The Design of Life is essentially a textbook on Intelligent Design.  Most of the resources I have read on the topic deal with a specific subject: Darwin’s Black Box looks at irreducible complexity as an indication of intelligence; Edge of Evolution examines the power of random mutation and natural selection to produce novel biological changes; Signature in the Cell examines the origin-of-life, etc.  The Design of Life, however, is a more comprehensive look at ID.  But don’t think “comprehensive” means it only provides a little information about a lot of topics.  Not at all!  I was quite impressed with the balance achieved between comprehensiveness and detail.

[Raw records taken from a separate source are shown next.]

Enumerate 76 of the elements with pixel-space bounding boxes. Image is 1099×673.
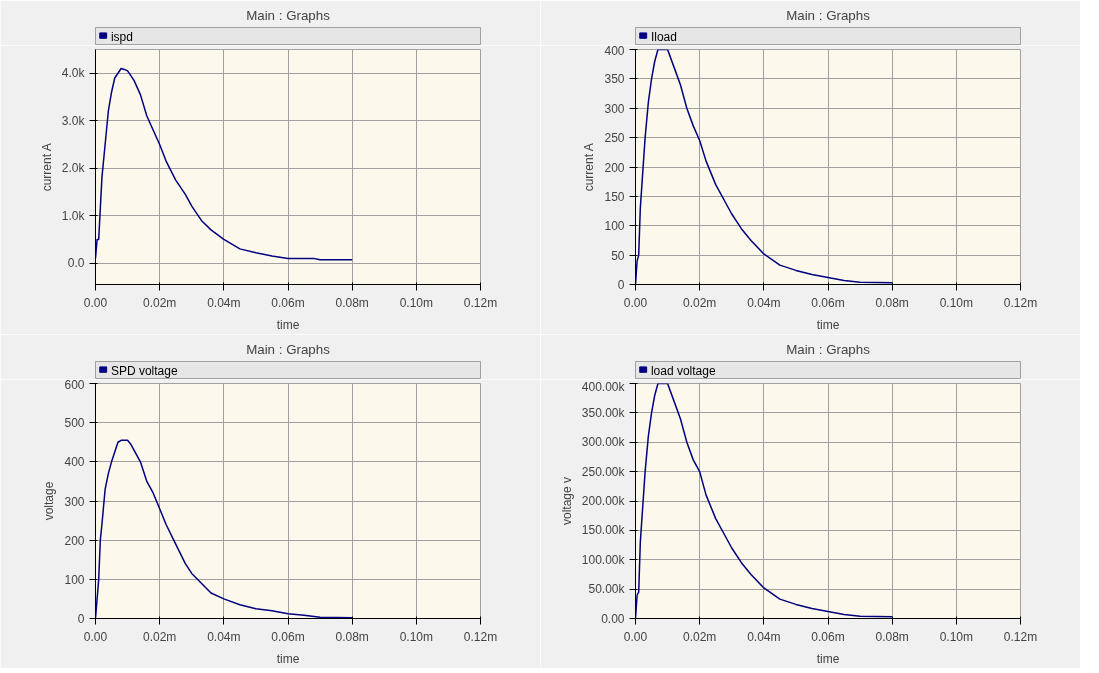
x-axis-title: time <box>816 317 840 332</box>
x-tick-label: 0.02m <box>682 629 717 644</box>
x-tick-label: 0.10m <box>939 295 974 310</box>
x-tick-label: 0.00 <box>623 629 648 644</box>
x-axis-title: time <box>816 651 840 666</box>
y-axis-title: current A <box>39 143 54 192</box>
chart-title: Main : Graphs <box>786 341 871 357</box>
y-tick-label: 50.00k <box>588 582 626 597</box>
x-tick-label: 0.04m <box>207 629 241 644</box>
x-tick-label: 0.00 <box>623 295 648 310</box>
x-tick-label: 0.06m <box>271 629 305 644</box>
y-tick-label: 0 <box>617 278 625 292</box>
x-axis-title: time <box>276 651 300 666</box>
x-tick-label: 0.06m <box>811 295 845 310</box>
y-tick-label: 400 <box>604 43 625 58</box>
y-tick-label: 500 <box>64 416 85 431</box>
x-axis-title: time <box>276 317 300 332</box>
y-tick-label: 250 <box>604 131 625 146</box>
x-tick-label: 0.08m <box>335 629 369 644</box>
y-tick-label: 100 <box>64 572 85 587</box>
x-tick-label: 0.08m <box>335 295 369 310</box>
x-tick-label: 0.06m <box>811 629 845 644</box>
line-series <box>95 67 353 261</box>
y-tick-label: 200 <box>64 533 85 548</box>
x-tick-label: 0.02m <box>682 295 717 310</box>
legend-label: ispd <box>110 29 133 44</box>
y-tick-label: 400 <box>64 455 85 470</box>
chart-title: Main : Graphs <box>786 7 871 23</box>
y-axis-title: current A <box>582 143 597 192</box>
legend-label: load voltage <box>650 363 716 378</box>
y-tick-label: 0.0 <box>67 256 85 271</box>
line-series <box>95 439 353 619</box>
legend-label: SPD voltage <box>110 363 178 378</box>
x-tick-label: 0.08m <box>875 629 909 644</box>
y-axis-title: voltage <box>42 481 57 521</box>
x-tick-label: 0.12m <box>463 629 498 644</box>
y-tick-label: 200 <box>604 160 625 175</box>
x-tick-label: 0.02m <box>142 629 177 644</box>
y-tick-label: 2.0k <box>61 161 86 176</box>
x-tick-label: 0.12m <box>1003 629 1038 644</box>
y-tick-label: 4.0k <box>61 66 86 81</box>
x-tick-label: 0.10m <box>399 295 434 310</box>
y-tick-label: 0.00 <box>601 611 625 626</box>
x-tick-label: 0.12m <box>1003 295 1038 310</box>
chart-title: Main : Graphs <box>246 7 331 23</box>
x-tick-label: 0.04m <box>747 295 781 310</box>
x-tick-label: 0.00 <box>83 629 108 644</box>
chart-title: Main : Graphs <box>246 341 331 357</box>
x-tick-label: 0.06m <box>271 295 305 310</box>
x-tick-label: 0.02m <box>142 295 177 310</box>
x-tick-label: 0.04m <box>207 295 241 310</box>
y-tick-label: 150.00k <box>581 523 626 538</box>
y-tick-label: 600 <box>64 377 85 392</box>
y-tick-label: 3.0k <box>61 113 86 128</box>
y-tick-label: 0 <box>77 612 85 626</box>
y-tick-label: 50 <box>611 248 625 263</box>
y-tick-label: 350 <box>604 72 625 87</box>
x-tick-label: 0.04m <box>747 629 781 644</box>
y-tick-label: 150 <box>604 189 625 204</box>
y-tick-label: 100 <box>604 219 625 234</box>
y-tick-label: 100.00k <box>581 552 626 567</box>
y-tick-label: 400.00k <box>581 379 626 394</box>
x-tick-label: 0.00 <box>83 295 108 310</box>
legend-label: Iload <box>650 29 677 44</box>
y-tick-label: 250.00k <box>581 464 626 479</box>
x-tick-label: 0.08m <box>875 295 909 310</box>
x-tick-label: 0.12m <box>463 295 498 310</box>
y-tick-label: 300.00k <box>581 435 626 450</box>
y-tick-label: 1.0k <box>61 208 86 223</box>
x-tick-label: 0.10m <box>939 629 974 644</box>
y-axis-title: voltage v <box>559 476 574 526</box>
y-tick-label: 200.00k <box>581 494 626 508</box>
x-tick-label: 0.10m <box>399 629 434 644</box>
y-tick-label: 350.00k <box>581 405 626 420</box>
y-tick-label: 300 <box>604 101 625 116</box>
y-tick-label: 300 <box>64 494 85 509</box>
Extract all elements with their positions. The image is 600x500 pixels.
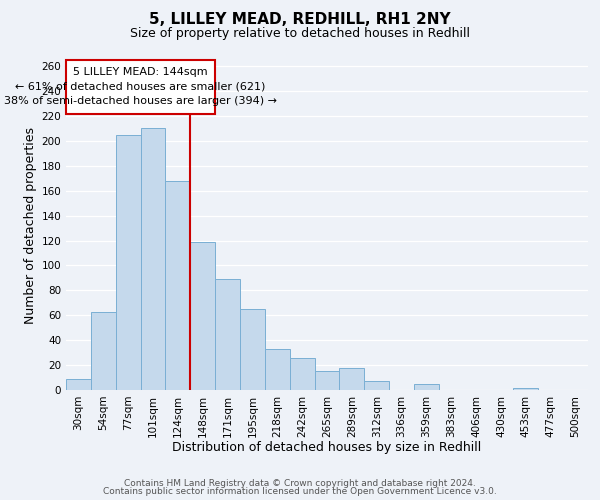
Bar — [290, 358, 314, 390]
Bar — [91, 312, 116, 390]
Text: Size of property relative to detached houses in Redhill: Size of property relative to detached ho… — [130, 28, 470, 40]
Y-axis label: Number of detached properties: Number of detached properties — [24, 126, 37, 324]
Bar — [514, 388, 538, 390]
Bar — [215, 279, 240, 390]
Text: Contains HM Land Registry data © Crown copyright and database right 2024.: Contains HM Land Registry data © Crown c… — [124, 478, 476, 488]
Bar — [265, 349, 290, 390]
Bar — [66, 379, 91, 390]
Bar — [314, 372, 340, 390]
Text: Contains public sector information licensed under the Open Government Licence v3: Contains public sector information licen… — [103, 487, 497, 496]
Text: 5 LILLEY MEAD: 144sqm
← 61% of detached houses are smaller (621)
38% of semi-det: 5 LILLEY MEAD: 144sqm ← 61% of detached … — [4, 68, 277, 106]
Bar — [414, 384, 439, 390]
Bar — [116, 134, 140, 390]
Bar — [340, 368, 364, 390]
X-axis label: Distribution of detached houses by size in Redhill: Distribution of detached houses by size … — [172, 441, 482, 454]
Text: 5, LILLEY MEAD, REDHILL, RH1 2NY: 5, LILLEY MEAD, REDHILL, RH1 2NY — [149, 12, 451, 28]
Bar — [240, 309, 265, 390]
Bar — [140, 128, 166, 390]
FancyBboxPatch shape — [66, 60, 215, 114]
Bar — [166, 181, 190, 390]
Bar — [364, 382, 389, 390]
Bar — [190, 242, 215, 390]
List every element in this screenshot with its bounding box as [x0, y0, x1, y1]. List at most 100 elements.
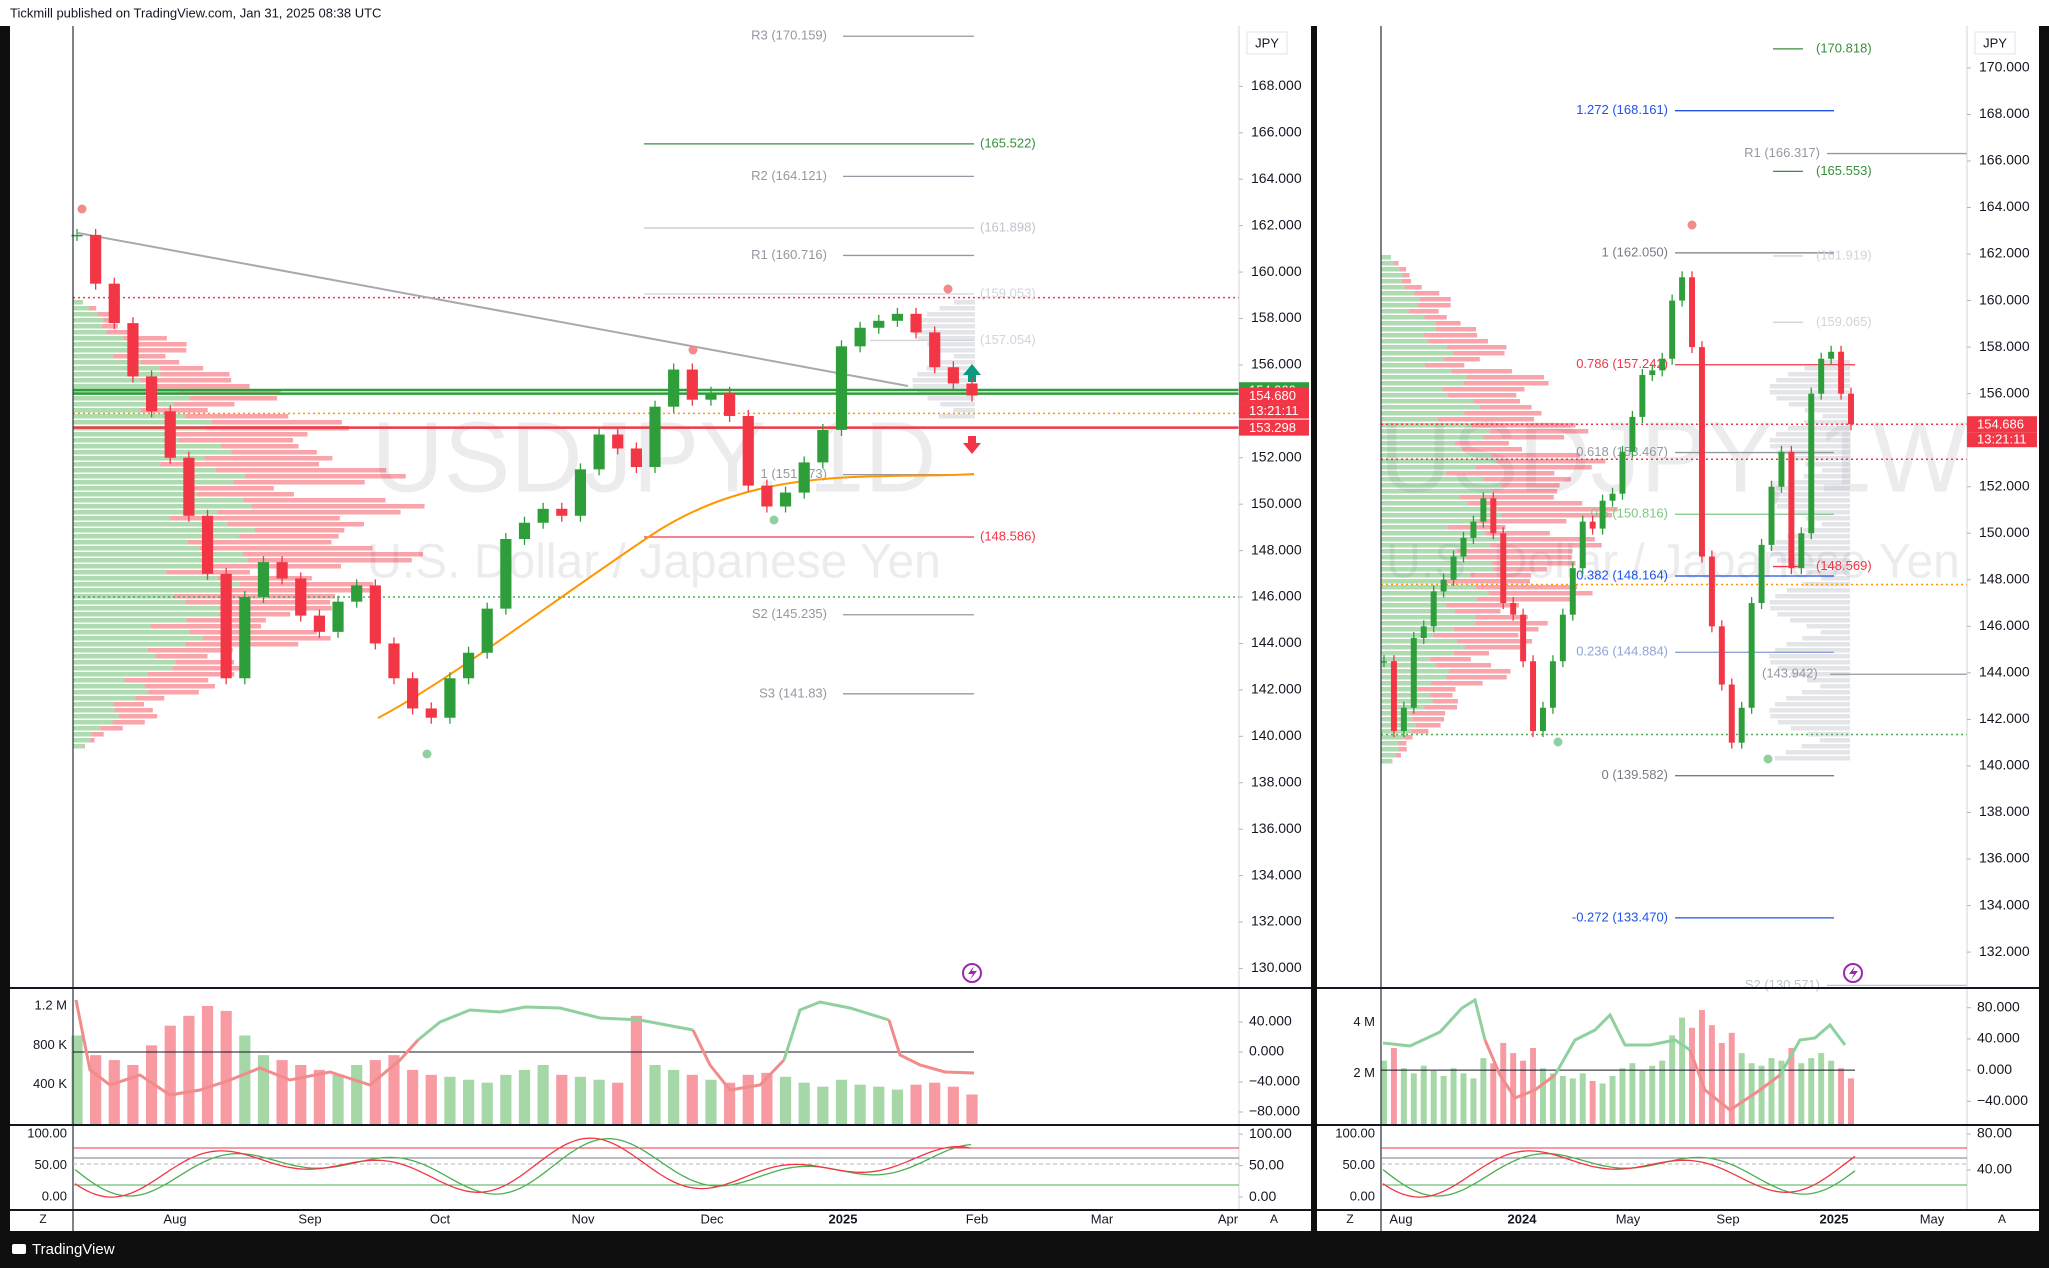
volume-profile-row — [73, 684, 145, 689]
volume-profile-row — [1501, 513, 1613, 518]
volume-bar — [1390, 1048, 1397, 1124]
price-tick-label: 148.000 — [1979, 570, 2030, 586]
volume-profile-row — [1474, 621, 1548, 626]
volume-bar — [71, 1035, 83, 1124]
volume-profile-row — [144, 684, 215, 689]
volume-profile-row — [73, 702, 114, 707]
volume-profile-row — [1424, 705, 1457, 710]
candle — [462, 652, 475, 679]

The book covers human origins, genetics and macroevolution, the fossil record, the origin of species, homology, irreducible complexity, specified complexity, and the origin of life.  It even has a supplementary CD containing additional details on the topics covered in the book.  If you are looking for a good, well-rounded book to learn more about the claims of and evidence for ID, I would highly recommend this book!

A Matter of Days is a book on the young-earth vs. old-earth creationism debate written by astronomer and Christian apologist, Hugh Ross.  Ross is an old-earth creationist, meaning he rejects both Darwinism and theistic evolution.  He argues that both the scientific and Biblical data support an ancient universe.  Not only does he provide evidence for his view, but he interacts with and critiques the arguments and objections raised by young-earth creationists.

If you are interested in the old-earth vs. young-earth debate, this is a must-read book.

Who Was Adam? by Fazale Rana and Hugh Ross

Rana and Ross build a Biblical model of human origins, and then subject it to scientific testing. Point by point they show how a Biblical model of human origins fits the data much better than an evolutionary model. Anyone who doubts that creationist models can be tested scientifically or that human evolution is a shut case should read this book.

There is a good survey of major fossil finds, and how anthropaleontologists have gone about interpreting them. It’s interesting to discover how the experts are far from decided on the proper interpretation. There is not one evolutionary tree of human origins, but multiple trees. And the more data we gather, the more the trees appear to rot.

A lot of time is spent on research into the age and relationship of humans and other hominids. Good stuff.

Five Views On Apologetics edited by Steven Cowan

If you aren’t into (and I mean really into) apologetics, you probably won’t enjoy this book. But if you are, it’s a must read. It is one of Zondervan’s Point-Counterpoint books. Five apologists are featured, each making a case that his apologetic philosophy and methodology is the preferred strategy. There is a good discussion on the role of apologetics in evangelism, what we should expect our apologetic to do, whether faith is warranted without evidence, and the like.